What women's health issues your insurance cover & what won't

Making a claim can be stressful at the best of times, but when it’s for a condition you find personal and may be embarrassed to discuss, it can be particularly unsettling. Claims for women’s health issues are often complex and regularly expert knowledge is required to assess these kind of claims. In order to provide policyholders with high quality customer service many insurers have condition management teams in place which have specialist knowledge and training in women’s health issues. You’ll be able to speak to a female advisor who deals with claims like yours every day, so don’t worry they’ll put your mind at ease and deal with your claim in a sensitive and reassuring manner.

Although claims for women’s health issues are usually dealt with by a distinct team the criteria for approving a claim is the same as with any other. Your claim must satisfy the following components:

  • Underwriting – You will not be able to claim for any condition which is excluded on your policy, or doesn’t satisfy any moratorium period attached to your policy. For more information on the underwriting applicable to your policy check your policy documents.

  • Acute medical condition – Private medical insurance is designed to cover acute conditions which are short term in nature. If your condition is ongoing and requires regular maintenance it may not be covered.

  • Eligible specialist, hospital and treatment – Your claim must meet the general conditions imposed on your policy regarding use of an approved specialist, clinically approved treatment and a hospital from your policy list.

Conditions that will generally be managed by your insurers women’s health unit include the following:

  • Complications during pregnancy and birth, including;
    • Miscarriage – Many women don’t realise they can generally use their private policy to cover them for any treatment or surgery needed as a result of a miscarriage. While it may seem daunting dealing with an insurance company during this traumatic time, generally all it takes is a phone call and you can benefit from the seclusion of your own room in a private facility.

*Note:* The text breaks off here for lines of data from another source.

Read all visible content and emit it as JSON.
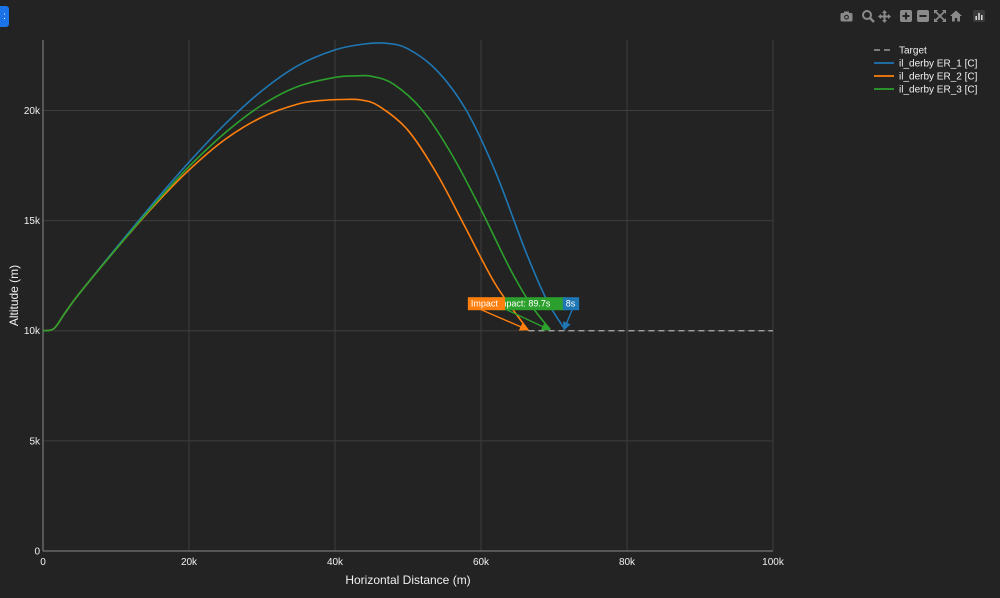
{
  "corner_button": {
    "label": ":"
  },
  "modebar": {
    "icons": [
      "camera-icon",
      "zoom-icon",
      "pan-icon",
      "zoom-in-icon",
      "zoom-out-icon",
      "autoscale-icon",
      "reset-axes-icon",
      "plotly-logo-icon"
    ],
    "color": "#8a8a8a"
  },
  "chart_data": {
    "type": "line",
    "title": "",
    "xlabel": "Horizontal Distance (m)",
    "ylabel": "Altitude (m)",
    "xlim": [
      0,
      100000
    ],
    "ylim": [
      0,
      23200
    ],
    "x_ticks": [
      0,
      20000,
      40000,
      60000,
      80000,
      100000
    ],
    "x_tick_labels": [
      "0",
      "20k",
      "40k",
      "60k",
      "80k",
      "100k"
    ],
    "y_ticks": [
      0,
      5000,
      10000,
      15000,
      20000
    ],
    "y_tick_labels": [
      "0",
      "5k",
      "10k",
      "15k",
      "20k"
    ],
    "grid": true,
    "legend_position": "top-right",
    "colors": {
      "background": "#232323",
      "grid": "#3e3e3e",
      "axis": "#8a8a8a",
      "text": "#f0f0f0"
    },
    "series": [
      {
        "name": "Target",
        "color": "#b0b0b0",
        "dash": true,
        "x": [
          66500,
          100000
        ],
        "y": [
          10000,
          10000
        ]
      },
      {
        "name": "il_derby ER_1 [C]",
        "color": "#1f77b4",
        "x": [
          0,
          1500,
          3000,
          5000,
          10000,
          15000,
          20000,
          25000,
          30000,
          35000,
          40000,
          44000,
          47000,
          50000,
          54000,
          58000,
          62000,
          66000,
          69000,
          71500
        ],
        "y": [
          10000,
          10100,
          10800,
          11700,
          13750,
          15750,
          17650,
          19400,
          20900,
          22050,
          22750,
          23020,
          23050,
          22800,
          21800,
          20000,
          17200,
          13700,
          11400,
          10050
        ]
      },
      {
        "name": "il_derby ER_2 [C]",
        "color": "#ff7f0e",
        "x": [
          0,
          1500,
          3000,
          5000,
          10000,
          15000,
          20000,
          25000,
          30000,
          35000,
          38000,
          41000,
          43500,
          46000,
          50000,
          54000,
          58000,
          62000,
          66500
        ],
        "y": [
          10000,
          10100,
          10800,
          11700,
          13700,
          15600,
          17300,
          18700,
          19700,
          20300,
          20450,
          20500,
          20480,
          20200,
          19100,
          17100,
          14600,
          12100,
          10000
        ]
      },
      {
        "name": "il_derby ER_3 [C]",
        "color": "#2ca02c",
        "x": [
          0,
          1500,
          3000,
          5000,
          10000,
          15000,
          20000,
          25000,
          30000,
          35000,
          40000,
          43000,
          45000,
          48000,
          52000,
          56000,
          60000,
          64000,
          67000,
          69500
        ],
        "y": [
          10000,
          10100,
          10800,
          11700,
          13700,
          15650,
          17450,
          19000,
          20250,
          21100,
          21500,
          21570,
          21550,
          21200,
          20000,
          18000,
          15500,
          12800,
          11100,
          10050
        ]
      }
    ],
    "annotations": [
      {
        "text": "Impact: 89.7s",
        "series": "il_derby ER_3 [C]",
        "color": "#2ca02c",
        "x": 69500,
        "y": 10000,
        "label_x": 61700,
        "label_y": 11250
      },
      {
        "text": "Impact",
        "series": "il_derby ER_2 [C]",
        "color": "#ff7f0e",
        "x": 66500,
        "y": 10000,
        "label_x": 58200,
        "label_y": 11250
      },
      {
        "text": "8s",
        "series": "il_derby ER_1 [C]",
        "color": "#1f77b4",
        "x": 71500,
        "y": 10000,
        "label_x": 71200,
        "label_y": 11250
      }
    ]
  }
}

    • Molar pregnancy – An abnormality of conception whereby the pregnancy must be terminated to avoid risk of cancerous growths.

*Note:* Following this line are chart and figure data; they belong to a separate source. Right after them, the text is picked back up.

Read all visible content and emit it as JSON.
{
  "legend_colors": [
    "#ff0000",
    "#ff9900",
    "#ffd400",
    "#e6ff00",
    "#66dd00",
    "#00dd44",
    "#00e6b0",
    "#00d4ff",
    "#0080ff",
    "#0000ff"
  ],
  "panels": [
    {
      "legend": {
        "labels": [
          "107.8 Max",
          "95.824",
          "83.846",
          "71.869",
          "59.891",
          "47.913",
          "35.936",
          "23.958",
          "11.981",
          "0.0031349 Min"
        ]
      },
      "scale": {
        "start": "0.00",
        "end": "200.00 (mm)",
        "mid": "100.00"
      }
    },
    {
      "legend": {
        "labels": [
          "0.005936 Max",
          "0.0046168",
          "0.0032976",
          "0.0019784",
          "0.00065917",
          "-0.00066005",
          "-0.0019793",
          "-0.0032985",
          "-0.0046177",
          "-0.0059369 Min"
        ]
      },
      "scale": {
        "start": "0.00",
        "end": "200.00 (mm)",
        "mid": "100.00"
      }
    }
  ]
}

    • Eclampsia and Pre-eclampsia – Conditions related to high blood pressure in pregnant women, these can be extremely dangerous and require close monitoring and in some cases immediate delivery.

    • Ectopic pregnancy – Where the foetus is implanted outside the womb and can risk rupture of the fallopian tubes if it’s allowed to grow.

  • Menopause – While the menopause is a natural part of ageing it can cause problematic side effects such as stress incontinence, mental health issues and excess sweating. Your insurer will generally cover you for treatment of acute symptoms but if the problem becomes ongoing and requires regular maintenance it could be regarded as chronic and cover will cease.

  • Period problems – Your insurer will cover a variety of problems including heavy periods, irregular periods and painful periods to help discover and treat the cause of the problem.

  • Problems related to the womb and uterus – Conditions such as endometriosis, poly-cystic ovary syndrome and fibroids will be generally be covered under your policy.

  • Breast issues – Breast pain and tenderness or the discovery of any lumps will fall under the remit of the women’s health team at your insurance company.

Women’s health issues your insurer won’t cover:

  • Smear tests – These are classed as primary care which falls outside the remit of your medical insurance policy. However if anything is discovered during your smear test which necessitates further investigations then your insurer could help you with this.

  • Healthy pregnancy and birth – Normal pregnancy is not a medical condition, so you won’t be covered for any ultrasound scans or check ups. However, in the event problems arise your insurer will be on hand to help with any treatment or surgery you may need.

  • Well woman clinics – Again these are classed as primary care so are not covered under your policy.

  • Long term hormone therapy – This would be regarded as a chronic condition which falls outside the remit of your medical insurance policy. However, if treatment could remedy the problem for good then cover may be available for surgery.

No-one wants to talk about their personal health issues with a stranger, yet this means many women are missing out on benefits available to them. Ultimately speedy private treatment could help get you better sooner and may ever save your life, so don’t be afraid to call your insurer for these conditions. You’ll be guaranteed confidentiality and a kind listening ear, and if you like you can even get your partner to call and give consent for them to deal with your claim.